El núcleo de la defensa pública
En la reproducción de las declaraciones, Maslatón plantea una lectura tajante sobre por qué Adorni permanece en su cargo. En la pieza aparece la frase central que sintetiza su postura:
"ADORNI SIGUE EN SU CARGO PORQUE EL CORRUPTO NO ES ÉL, ES EL GOBIERNO"
— Carlos Maslatón, reproducido por Página/12.
La cita —tal como la publicó el medio— es la columna vertebral del argumento: la culpabilidad, en la versión de Maslatón, recaería sobre el Ejecutivo en su conjunto y no sobre la persona señalada. La nota no detalla qué pruebas o indicios presenta Maslatón para sostener esa afirmación, ni documenta hechos que permitan corroborarla de forma independiente.
Vacíos probatorios y límites periodísticos

Foto: facebook.com
La cobertura que reproduce la defensa cumple la función informativa de registrar una posición política, pero también expone la ausencia de elementos probatorios en el reclamo. No hay en la nota documentación, referencias a investigaciones formales ni citas de instancias judiciales o administrativas que confirmen que la responsabilidad por hechos de corrupción está atribuida al Gobierno en su conjunto.

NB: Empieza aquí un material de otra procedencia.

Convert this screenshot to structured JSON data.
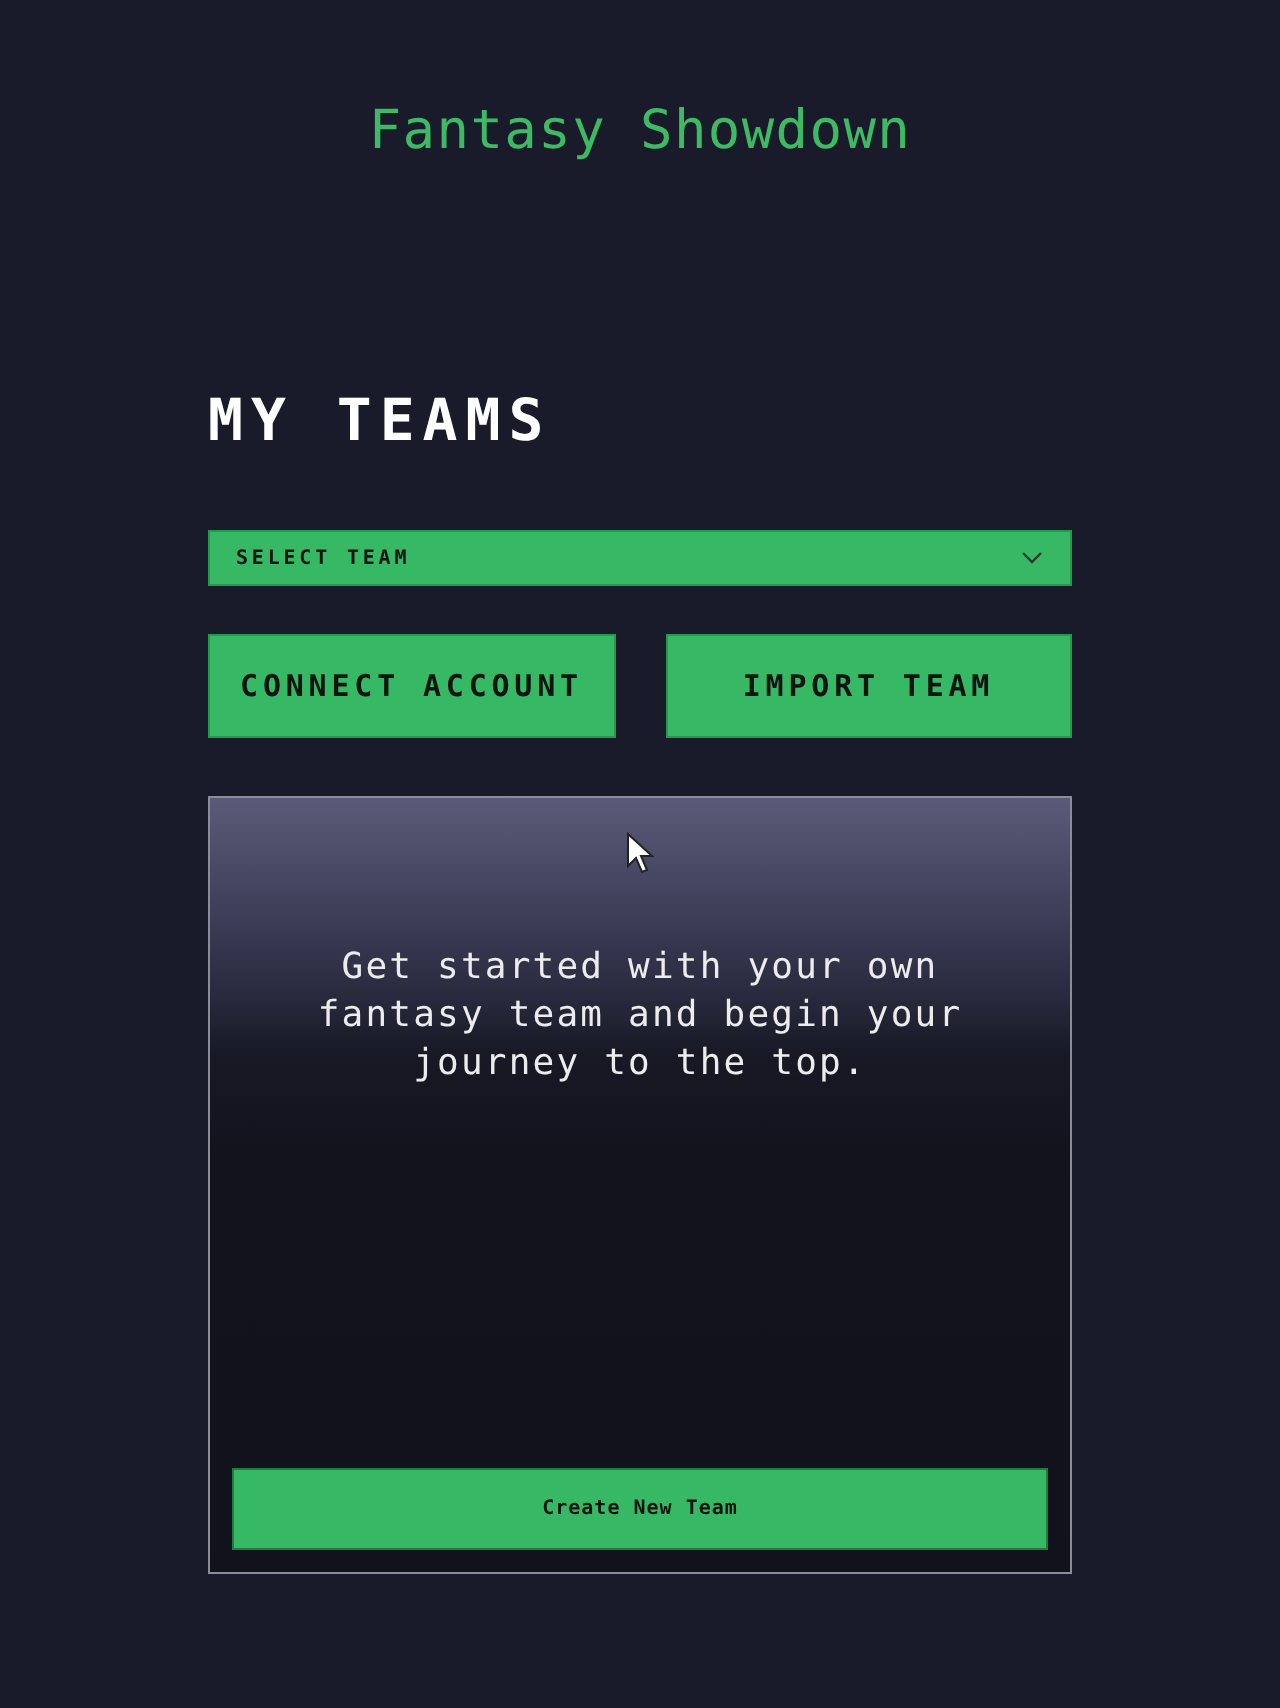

Ese vacío importa: en materia de acusaciones públicas, la diferencia entre una afirmación política y una acusación con sustento probatorio es la que determina si estamos ante opinión, denuncia o eventual instrucción judicial. La pieza consignada por Página/12 muestra la primera —una defensa pública— pero no aporta los pasos siguientes necesarios para convertirla en una investigación periodística respaldada por pruebas.
Qué falta y qué puede venir
A partir del material disponible, lo que falta es la documentación que permita verificar la imputación: actas, informes, registros de maniobras administrativas o resoluciones judiciales vinculadas a Adorni y al supuesto accionar del Gobierno. Tampoco se consignan respuestas oficiales de Adorni ni del Ejecutivo en la publicación reproducida, por lo que el reclamo queda presentado como una versión política más dentro del cruce público.
En términos prácticos, lo esperable en los próximos días es que se pidan aclaraciones y que quienes hacen la acusación ofrezcan datos concretos si pretenden avanzar más allá de la mera defensa retórica. También es probable que opositores y aliados utilicen la declaración para consolidar su narrativa política: unos reforzando la idea de persecución y otros exigiendo pruebas. La nota, tal como está, no altera por sí sola los marcos judiciales o administrativos existentes.
La discusión, por ahora, se mantiene en el plano de la comunicación política: una figura pública defiende a otra y apunta contra el Gobierno sin acompañar su aserto con evidencia en la nota que cita esas palabras. El desafío para quienes quieran ir más allá será aportar elementos verificables que confirmen o desmientan la acusación.
En síntesis, la intervención de Maslatón vuelve a poner a Adorni en el centro del debate público, pero lo hace sin mover la aguja probatoria: la próxima etapa será ver si hay datos concretos que respalden las palabras o si la controversia queda reducida a una disputa retórica entre sectores políticos.